Encouraged by the president’s zeal, boaters have been taking to the nation’s waterways and no-wake zones throughout the summer as a show of pride in their candidate and other related political interests. But some of his supporters have done so with a little too much speed. To date, at least seven boats have capsized or sunk due to the intensity of the wakes at the maritime rallies, as detailed below:
August 17 in Portland, Oregon: One boat sunk.
On the Willamette River just north of the Burnside Bridge in Portland, a small motorboat that was not involved with the August 17 boater parade capsized due to the many rocking wakes.
Seth Ruden, who was navigating a sailboat during the parade, told BuzzFeed News that there were dozens of boats “coming at us at a very high speed” in a no-wake zone, which turned the river into a “torrential storm-like atmosphere.” Kristina Malamon, an organizer of the event, claimed that there were over 100 boats “filled with patriots and Trump flags” in attendance, and that the boat in question sank because there were too many people onboard.
September 5 in Lake Travis, Texas: Five boats sunk.
On the Sunday of Labor Day weekend, boats of “all shapes and sizes” were invited to don “as many Trump flags” as possible for a parade on Lake Travis outside of Austin. Emergency calls began coming in “almost immediately” after the noon start time, according to the Travis County Sheriff’s Office. “We had an exceptional number of boats on the lake today,” the sheriff’s office spokesperson Kristen Dark said. “When they all started moving at the same time, it generated significant waves.”
“We train for water rescues regularly, but this is the first multi-vessel, multi-incident water rescue that we’ve responded to not precipitated by a collision,” said Braden Frame, president of the Lake Travis Fire Fighters Association, on a day with only 10 to 15 mph winds.
As of Monday morning, three of the five boats have been towed out of the lake. And as Newsweek notes, a widely circulated picture of a boat with a Trump flag sitting at the bottom of Lake Travis was doctored.
September 6 in River Falls, Wisconsin: One boat capsized.

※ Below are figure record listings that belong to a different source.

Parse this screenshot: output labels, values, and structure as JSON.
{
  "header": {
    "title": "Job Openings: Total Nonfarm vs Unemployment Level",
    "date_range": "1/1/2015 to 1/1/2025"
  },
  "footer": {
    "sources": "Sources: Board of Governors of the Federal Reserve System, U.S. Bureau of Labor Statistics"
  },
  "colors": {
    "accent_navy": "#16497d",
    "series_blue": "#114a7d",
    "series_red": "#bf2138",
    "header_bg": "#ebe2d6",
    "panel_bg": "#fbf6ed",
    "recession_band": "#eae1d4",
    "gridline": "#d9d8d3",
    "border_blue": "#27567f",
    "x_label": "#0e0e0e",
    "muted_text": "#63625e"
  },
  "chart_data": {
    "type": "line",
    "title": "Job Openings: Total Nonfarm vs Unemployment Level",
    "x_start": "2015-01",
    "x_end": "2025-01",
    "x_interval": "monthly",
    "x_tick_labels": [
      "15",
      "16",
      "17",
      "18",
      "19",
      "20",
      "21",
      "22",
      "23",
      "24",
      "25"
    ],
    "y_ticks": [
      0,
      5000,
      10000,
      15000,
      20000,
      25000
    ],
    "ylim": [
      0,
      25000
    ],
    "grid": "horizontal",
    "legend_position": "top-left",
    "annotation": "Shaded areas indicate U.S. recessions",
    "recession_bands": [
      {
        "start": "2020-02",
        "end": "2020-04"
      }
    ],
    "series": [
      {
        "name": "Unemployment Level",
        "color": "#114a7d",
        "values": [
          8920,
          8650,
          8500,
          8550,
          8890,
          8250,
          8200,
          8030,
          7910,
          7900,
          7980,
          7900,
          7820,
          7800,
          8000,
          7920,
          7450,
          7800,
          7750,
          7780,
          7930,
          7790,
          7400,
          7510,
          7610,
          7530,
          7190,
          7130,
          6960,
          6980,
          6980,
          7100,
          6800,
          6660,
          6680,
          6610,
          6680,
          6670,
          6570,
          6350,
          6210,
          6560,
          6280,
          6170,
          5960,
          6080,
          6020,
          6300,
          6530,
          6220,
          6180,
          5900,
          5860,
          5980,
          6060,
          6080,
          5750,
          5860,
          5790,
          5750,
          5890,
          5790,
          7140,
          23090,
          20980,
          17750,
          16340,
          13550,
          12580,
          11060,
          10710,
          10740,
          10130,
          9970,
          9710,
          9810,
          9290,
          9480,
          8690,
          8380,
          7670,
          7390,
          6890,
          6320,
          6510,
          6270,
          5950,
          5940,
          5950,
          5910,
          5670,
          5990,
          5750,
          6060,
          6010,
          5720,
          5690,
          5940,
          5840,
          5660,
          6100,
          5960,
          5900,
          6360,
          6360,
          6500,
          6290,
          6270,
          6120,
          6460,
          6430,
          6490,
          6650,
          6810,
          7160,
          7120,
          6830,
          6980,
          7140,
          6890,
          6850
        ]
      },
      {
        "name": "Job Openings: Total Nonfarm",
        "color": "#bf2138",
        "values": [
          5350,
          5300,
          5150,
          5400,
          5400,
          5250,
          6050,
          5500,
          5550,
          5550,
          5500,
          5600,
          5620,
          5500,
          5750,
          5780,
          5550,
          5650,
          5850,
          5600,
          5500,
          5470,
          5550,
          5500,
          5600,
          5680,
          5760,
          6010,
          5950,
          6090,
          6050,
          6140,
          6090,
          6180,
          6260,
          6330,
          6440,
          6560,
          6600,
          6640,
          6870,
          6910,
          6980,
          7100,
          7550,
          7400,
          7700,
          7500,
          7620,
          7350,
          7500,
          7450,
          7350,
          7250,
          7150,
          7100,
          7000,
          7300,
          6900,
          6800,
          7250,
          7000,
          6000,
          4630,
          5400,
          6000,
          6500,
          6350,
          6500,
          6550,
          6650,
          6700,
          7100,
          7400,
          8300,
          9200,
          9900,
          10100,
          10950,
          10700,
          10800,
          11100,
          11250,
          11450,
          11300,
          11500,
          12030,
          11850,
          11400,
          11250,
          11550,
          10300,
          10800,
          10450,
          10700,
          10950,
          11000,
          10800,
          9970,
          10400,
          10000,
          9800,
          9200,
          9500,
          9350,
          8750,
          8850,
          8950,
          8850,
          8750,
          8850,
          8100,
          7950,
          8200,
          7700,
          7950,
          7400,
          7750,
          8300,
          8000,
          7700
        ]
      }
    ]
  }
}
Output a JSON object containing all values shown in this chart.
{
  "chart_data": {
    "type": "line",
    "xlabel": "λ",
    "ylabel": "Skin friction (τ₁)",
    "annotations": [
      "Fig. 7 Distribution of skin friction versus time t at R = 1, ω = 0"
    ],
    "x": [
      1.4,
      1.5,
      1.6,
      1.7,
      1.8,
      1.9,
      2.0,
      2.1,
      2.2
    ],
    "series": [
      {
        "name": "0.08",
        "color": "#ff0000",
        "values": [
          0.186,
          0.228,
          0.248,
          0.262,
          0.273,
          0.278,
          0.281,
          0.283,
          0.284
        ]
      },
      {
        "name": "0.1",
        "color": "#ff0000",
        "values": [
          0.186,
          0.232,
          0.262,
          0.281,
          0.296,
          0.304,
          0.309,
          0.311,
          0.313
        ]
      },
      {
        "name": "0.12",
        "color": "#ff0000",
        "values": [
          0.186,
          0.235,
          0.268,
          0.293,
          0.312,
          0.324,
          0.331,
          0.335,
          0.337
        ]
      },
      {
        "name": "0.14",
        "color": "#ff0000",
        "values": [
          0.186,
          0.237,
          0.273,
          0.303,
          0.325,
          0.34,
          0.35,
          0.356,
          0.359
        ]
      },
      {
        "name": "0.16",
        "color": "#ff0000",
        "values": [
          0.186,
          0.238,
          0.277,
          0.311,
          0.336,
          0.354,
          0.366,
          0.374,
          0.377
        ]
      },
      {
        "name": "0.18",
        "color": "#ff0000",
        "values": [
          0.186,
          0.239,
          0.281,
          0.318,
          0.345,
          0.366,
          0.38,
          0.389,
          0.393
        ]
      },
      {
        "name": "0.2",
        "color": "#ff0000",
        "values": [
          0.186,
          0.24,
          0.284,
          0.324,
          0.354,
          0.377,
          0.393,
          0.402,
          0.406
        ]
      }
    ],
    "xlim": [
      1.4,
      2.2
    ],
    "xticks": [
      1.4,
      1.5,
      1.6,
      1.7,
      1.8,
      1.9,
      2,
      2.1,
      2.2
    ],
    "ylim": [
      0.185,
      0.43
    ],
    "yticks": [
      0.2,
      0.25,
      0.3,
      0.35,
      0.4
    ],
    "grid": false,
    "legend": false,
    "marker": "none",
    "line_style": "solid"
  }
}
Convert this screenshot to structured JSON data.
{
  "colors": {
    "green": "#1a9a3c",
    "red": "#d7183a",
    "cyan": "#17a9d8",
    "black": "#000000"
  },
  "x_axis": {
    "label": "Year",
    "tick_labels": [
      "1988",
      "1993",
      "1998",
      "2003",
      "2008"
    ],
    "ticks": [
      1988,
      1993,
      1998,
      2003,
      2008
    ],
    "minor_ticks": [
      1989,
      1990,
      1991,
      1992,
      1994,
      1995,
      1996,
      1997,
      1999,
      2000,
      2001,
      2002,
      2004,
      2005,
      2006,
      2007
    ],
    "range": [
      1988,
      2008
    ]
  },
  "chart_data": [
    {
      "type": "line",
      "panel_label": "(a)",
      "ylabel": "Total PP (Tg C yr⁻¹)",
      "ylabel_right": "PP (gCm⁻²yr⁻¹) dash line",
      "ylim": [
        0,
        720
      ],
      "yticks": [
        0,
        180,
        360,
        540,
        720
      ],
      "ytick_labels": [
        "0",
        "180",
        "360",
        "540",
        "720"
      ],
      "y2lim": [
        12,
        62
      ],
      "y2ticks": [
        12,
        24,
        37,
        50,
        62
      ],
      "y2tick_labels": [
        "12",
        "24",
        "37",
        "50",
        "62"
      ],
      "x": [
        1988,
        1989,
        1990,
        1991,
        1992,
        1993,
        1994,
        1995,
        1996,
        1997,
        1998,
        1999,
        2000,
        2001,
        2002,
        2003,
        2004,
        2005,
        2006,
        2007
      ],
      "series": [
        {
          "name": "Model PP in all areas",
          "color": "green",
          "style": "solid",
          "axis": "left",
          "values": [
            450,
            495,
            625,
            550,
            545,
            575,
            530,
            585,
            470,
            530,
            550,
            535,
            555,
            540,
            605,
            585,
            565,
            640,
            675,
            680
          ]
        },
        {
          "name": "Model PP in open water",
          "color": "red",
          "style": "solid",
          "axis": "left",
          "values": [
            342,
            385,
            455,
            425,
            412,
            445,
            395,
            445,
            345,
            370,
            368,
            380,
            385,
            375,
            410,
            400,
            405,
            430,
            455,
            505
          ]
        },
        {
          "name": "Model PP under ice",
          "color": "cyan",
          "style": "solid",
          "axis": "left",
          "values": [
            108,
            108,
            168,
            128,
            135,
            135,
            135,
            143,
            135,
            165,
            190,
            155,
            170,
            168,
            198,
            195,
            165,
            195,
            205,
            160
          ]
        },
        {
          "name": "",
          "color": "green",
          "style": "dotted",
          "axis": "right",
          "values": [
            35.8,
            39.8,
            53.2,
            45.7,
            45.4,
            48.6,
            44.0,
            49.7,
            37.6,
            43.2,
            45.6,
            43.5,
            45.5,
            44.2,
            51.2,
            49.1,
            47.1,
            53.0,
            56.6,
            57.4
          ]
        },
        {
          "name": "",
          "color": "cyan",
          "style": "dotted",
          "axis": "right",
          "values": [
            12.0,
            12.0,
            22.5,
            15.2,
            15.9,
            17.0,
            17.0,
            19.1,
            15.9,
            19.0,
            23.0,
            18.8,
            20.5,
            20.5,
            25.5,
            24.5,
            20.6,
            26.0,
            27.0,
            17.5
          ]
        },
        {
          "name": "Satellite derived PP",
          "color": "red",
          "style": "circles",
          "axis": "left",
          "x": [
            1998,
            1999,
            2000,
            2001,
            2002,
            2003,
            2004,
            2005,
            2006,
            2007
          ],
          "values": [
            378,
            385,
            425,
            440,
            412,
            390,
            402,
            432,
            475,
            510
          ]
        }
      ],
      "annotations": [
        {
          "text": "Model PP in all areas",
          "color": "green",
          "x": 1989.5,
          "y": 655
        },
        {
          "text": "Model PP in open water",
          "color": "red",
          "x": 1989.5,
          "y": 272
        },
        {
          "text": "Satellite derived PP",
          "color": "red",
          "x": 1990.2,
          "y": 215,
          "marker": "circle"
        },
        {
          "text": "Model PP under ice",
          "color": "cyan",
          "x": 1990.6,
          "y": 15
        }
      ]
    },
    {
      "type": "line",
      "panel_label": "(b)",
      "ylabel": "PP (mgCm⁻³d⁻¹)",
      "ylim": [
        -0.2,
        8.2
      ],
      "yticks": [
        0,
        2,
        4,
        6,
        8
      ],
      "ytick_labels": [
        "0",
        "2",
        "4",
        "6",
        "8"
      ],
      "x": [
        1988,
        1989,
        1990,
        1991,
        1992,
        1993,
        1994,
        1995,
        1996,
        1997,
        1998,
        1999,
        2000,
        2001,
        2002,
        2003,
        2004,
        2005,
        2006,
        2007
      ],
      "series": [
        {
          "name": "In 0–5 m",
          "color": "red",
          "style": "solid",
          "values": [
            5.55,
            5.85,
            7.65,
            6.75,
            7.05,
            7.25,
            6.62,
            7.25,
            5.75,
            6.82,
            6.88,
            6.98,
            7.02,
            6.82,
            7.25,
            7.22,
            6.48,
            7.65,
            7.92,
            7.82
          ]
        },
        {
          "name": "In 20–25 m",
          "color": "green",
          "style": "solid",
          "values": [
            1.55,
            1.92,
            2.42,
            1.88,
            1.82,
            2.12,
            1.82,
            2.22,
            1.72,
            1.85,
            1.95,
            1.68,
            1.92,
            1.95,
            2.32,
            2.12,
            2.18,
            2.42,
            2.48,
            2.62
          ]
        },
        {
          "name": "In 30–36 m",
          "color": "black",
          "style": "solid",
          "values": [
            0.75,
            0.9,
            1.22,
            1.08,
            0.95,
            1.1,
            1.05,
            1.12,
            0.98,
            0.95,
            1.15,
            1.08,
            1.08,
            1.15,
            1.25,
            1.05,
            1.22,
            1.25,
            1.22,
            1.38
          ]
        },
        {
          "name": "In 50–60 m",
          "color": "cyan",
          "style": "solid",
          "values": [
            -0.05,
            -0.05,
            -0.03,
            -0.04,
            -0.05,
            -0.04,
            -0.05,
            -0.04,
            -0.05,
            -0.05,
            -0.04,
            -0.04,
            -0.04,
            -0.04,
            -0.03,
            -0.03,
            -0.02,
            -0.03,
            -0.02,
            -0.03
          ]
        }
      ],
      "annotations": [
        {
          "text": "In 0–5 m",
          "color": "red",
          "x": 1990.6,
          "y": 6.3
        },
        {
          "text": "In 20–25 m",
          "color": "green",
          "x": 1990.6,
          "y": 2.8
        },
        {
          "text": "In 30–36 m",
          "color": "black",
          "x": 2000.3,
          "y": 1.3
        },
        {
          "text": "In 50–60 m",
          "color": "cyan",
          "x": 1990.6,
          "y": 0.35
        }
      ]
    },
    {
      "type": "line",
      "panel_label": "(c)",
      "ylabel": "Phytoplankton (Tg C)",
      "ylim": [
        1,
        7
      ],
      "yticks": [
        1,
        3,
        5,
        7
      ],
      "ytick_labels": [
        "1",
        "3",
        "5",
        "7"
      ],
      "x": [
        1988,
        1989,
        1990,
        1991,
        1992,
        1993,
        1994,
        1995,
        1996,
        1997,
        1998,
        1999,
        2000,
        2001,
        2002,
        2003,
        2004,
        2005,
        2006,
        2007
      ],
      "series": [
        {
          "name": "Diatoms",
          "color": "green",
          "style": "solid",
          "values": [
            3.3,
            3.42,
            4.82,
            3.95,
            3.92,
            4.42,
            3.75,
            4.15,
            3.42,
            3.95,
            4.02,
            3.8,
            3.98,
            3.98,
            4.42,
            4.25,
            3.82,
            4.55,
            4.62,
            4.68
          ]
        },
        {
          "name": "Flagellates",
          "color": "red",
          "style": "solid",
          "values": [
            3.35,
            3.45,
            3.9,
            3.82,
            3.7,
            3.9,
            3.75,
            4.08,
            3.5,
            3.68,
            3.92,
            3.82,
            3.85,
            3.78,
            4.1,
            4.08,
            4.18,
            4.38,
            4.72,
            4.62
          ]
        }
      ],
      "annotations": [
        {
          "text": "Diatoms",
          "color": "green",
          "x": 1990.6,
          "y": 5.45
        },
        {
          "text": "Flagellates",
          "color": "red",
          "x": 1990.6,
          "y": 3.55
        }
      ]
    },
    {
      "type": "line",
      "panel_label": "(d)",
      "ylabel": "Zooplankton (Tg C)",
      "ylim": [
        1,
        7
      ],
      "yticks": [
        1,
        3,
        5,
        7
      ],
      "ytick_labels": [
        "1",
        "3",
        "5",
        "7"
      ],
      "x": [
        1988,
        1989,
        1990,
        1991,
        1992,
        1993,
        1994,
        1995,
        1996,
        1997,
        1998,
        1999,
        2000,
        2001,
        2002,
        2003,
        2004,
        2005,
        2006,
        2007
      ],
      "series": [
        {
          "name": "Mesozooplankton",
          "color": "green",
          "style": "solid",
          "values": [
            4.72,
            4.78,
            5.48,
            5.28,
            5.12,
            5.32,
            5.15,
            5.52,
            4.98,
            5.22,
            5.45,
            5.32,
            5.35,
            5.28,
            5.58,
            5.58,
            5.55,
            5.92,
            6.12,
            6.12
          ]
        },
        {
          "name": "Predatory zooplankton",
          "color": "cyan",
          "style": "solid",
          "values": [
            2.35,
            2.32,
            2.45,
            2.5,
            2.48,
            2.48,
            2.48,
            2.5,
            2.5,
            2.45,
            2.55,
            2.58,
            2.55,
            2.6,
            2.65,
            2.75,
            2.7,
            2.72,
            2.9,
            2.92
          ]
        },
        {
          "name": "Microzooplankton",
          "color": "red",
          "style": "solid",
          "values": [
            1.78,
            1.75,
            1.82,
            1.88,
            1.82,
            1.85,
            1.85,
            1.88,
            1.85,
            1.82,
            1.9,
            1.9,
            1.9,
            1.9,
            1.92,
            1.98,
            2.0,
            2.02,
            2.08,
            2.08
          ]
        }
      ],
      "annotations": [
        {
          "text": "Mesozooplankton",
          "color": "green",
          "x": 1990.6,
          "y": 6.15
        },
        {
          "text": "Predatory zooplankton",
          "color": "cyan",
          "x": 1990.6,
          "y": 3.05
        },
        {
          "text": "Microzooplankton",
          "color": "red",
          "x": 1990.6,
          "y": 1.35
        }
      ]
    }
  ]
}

Labor Day is traditionally a big boating weekend, and it certainly was for Trump’s “beautiful boaters.” On Sunday, a nautical Trump parade in Wisconsin resulted in a docked boat capsizing, according to WCCO in Minneapolis. “The waves were probably four to five footers pounding my boat into the dock,” Keith Smith, an observer whose neighbor’s boat was capsized, told WCCO. “Boaters all know they’re responsible for their waves, but nobody cared. They just kept going and going and hooting and hollering. Luckily I didn’t slip and go off the side of the dock.”